Während Amatoris sprach, schritt er langsam um den Schlitten herum und schlug den blauen Stab wie eine Reiterpeitsche in die Handfläche. Er wirkte wie ein Polizist, dem es Spaß machte, einen Verdächtigen unter Folter zu befragen und sich dabei absichtlich Zeit ließ.
Nach einigen Runden, die er um den Gefangenen gedreht hatte, blieb er schließlich wieder stehen. Er begann, mit der Spitze des Stabes über die blanken Fußsohlen zu streichen, und Dulcis lachte laut auf und rief "Gnade! Bitte, Gnade, mein Meister! Ich werde es nie mehr tun!"
"WAS wirst du nie mehr tun?", fragte Amatoris mit ruhiger, kühler Stimme, hielt aber nicht damit inne, weiter zu kitzeln.
"Ich ... ich werde nicht mehr ... hinter deinem Rücken eigenmächtig ..." Immer wieder stockten Dulcis Worte und wurden von Lachen und Prusten unterbrochen. Amatoris schien unbekümmert und kitzelte weiter, jetzt mit seinen Fingern.
"Ja? Ich warte."
"Ich ...", begann Dulcis von Neuem und prustete. "Ich werde dir gehorchen, mein Meister!"
Amatoris hielt inne und lächelte. "Na bitte, es geht doch. Und da du so artig und auch ehrlich zu mir warst, werde ich dich belohnen."Dulcis atmete erleichert auf. "Aber erst, nachdem ich dich bestraft habe!", fügte Amatoris hämisch grinsend hinzu und massierte Dulcis' Füße, diesmal sehr liebevoll, und er schloss die Augen und flüsterte: "Du böserJunge, du ..."
Dulcis seufzte leise. Sein Geliebter mit den blonden Haaren kam zu ihm, strich ihm diesmal mit der Hand über Wangen und Kinn und beugte sich zu ihm herab. "Ein braver Junge", flüsterte Amatoris.
"Und der Neue?", fragte Dulcis mit schläfriger Stimme.
"Ach, vergiss den jetzt erst mal ..."Amatoris beugte sich weiter über Dulcis' Gesicht und spitzte seine Lippen, um ihn zu küssen, als plötzlich draußen ein lautes Geschrei zu hören war.
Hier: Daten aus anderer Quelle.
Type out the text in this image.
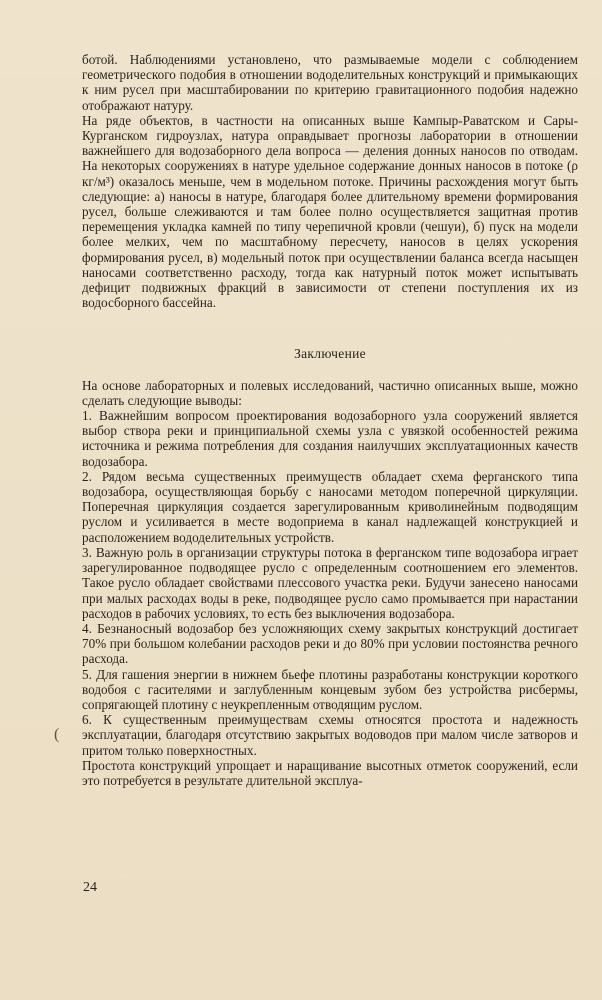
ботой. Наблюдениями установлено, что размываемые модели с соблюдением геометрического подобия в отношении вододелительных конструкций и примыкающих к ним русел при масштабировании по критерию гравитационного подобия надежно отображают натуру.

На ряде объектов, в частности на описанных выше Кампыр-Раватском и Сары-Курганском гидроузлах, натура оправдывает прогнозы лаборатории в отношении важнейшего для водозаборного дела вопроса — деления донных наносов по отводам. На некоторых сооружениях в натуре удельное содержание донных наносов в потоке (ρ кг/м³) оказалось меньше, чем в модельном потоке. Причины расхождения могут быть следующие: а) наносы в натуре, благодаря более длительному времени формирования русел, больше слеживаются и там более полно осуществляется защитная против перемещения укладка камней по типу черепичной кровли (чешуи), б) пуск на модели более мелких, чем по масштабному пересчету, наносов в целях ускорения формирования русел, в) модельный поток при осуществлении баланса всегда насыщен наносами соответственно расходу, тогда как натурный поток может испытывать дефицит подвижных фракций в зависимости от степени поступления их из водосборного бассейна.

Заключение

На основе лабораторных и полевых исследований, частично описанных выше, можно сделать следующие выводы:

1. Важнейшим вопросом проектирования водозаборного узла сооружений является выбор створа реки и принципиальной схемы узла с увязкой особенностей режима источника и режима потребления для создания наилучших эксплуатационных качеств водозабора.

2. Рядом весьма существенных преимуществ обладает схема ферганского типа водозабора, осуществляющая борьбу с наносами методом поперечной циркуляции. Поперечная циркуляция создается зарегулированным криволинейным подводящим руслом и усиливается в месте водоприема в канал надлежащей конструкцией и расположением вододелительных устройств.

3. Важную роль в организации структуры потока в ферганском типе водозабора играет зарегулированное подводящее русло с определенным соотношением его элементов. Такое русло обладает свойствами плессового участка реки. Будучи занесено наносами при малых расходах воды в реке, подводящее русло само промывается при нарастании расходов в рабочих условиях, то есть без выключения водозабора.

4. Безнаносный водозабор без усложняющих схему закрытых конструкций достигает 70% при большом колебании расходов реки и до 80% при условии постоянства речного расхода.

5. Для гашения энергии в нижнем бьефе плотины разработаны конструкции короткого водобоя с гасителями и заглубленным концевым зубом без устройства рисбермы, сопрягающей плотину с неукрепленным отводящим руслом.

6. К существенным преимуществам схемы относятся простота и надежность эксплуатации, благодаря отсутствию закрытых водоводов при малом числе затворов и притом только поверхностных.

Простота конструкций упрощает и наращивание высотных отметок сооружений, если это потребуется в результате длительной эксплуа-

(
24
"Was ist?", fragte Dulcis, als er bemerkte, dass Amatoris innehielt. Er schritt zum Fenster und blickte nach draußen. Von diesem Fenster aus hatte man eine hervorragende Aussicht über den großen Marktplatz und den Brunnen. Dort sah Amatoris, wie sich eine große Menge von Ebura versammelt hatten und ihre Hälse zum Westturm des Ratsaales reckten. Er folgte ihren Blicken und musste mit Entsetzen feststellen, dass jemand auf dem Mauervorsprung stand, die Arme nach hinten ausgebreitet sich gegen die Außenmauer stützend.
"Das ist doch ..."
Es war Razon, der "Neue", der auf dem Mauervorsprung des Rathauses stand und mehr als zehn Meter in die Tiefe blickte. Er stand auf sehr wackeligen Beinen und rief etwas Unverständliches in die Menge der entsetzten Ebura. Amatoris spürte, dass er keine Zeit verlieren durfte, und rannte ohne ein Wort zu sagen aus dem Raum und ließ den gefesselten Dulcis alleine zurück.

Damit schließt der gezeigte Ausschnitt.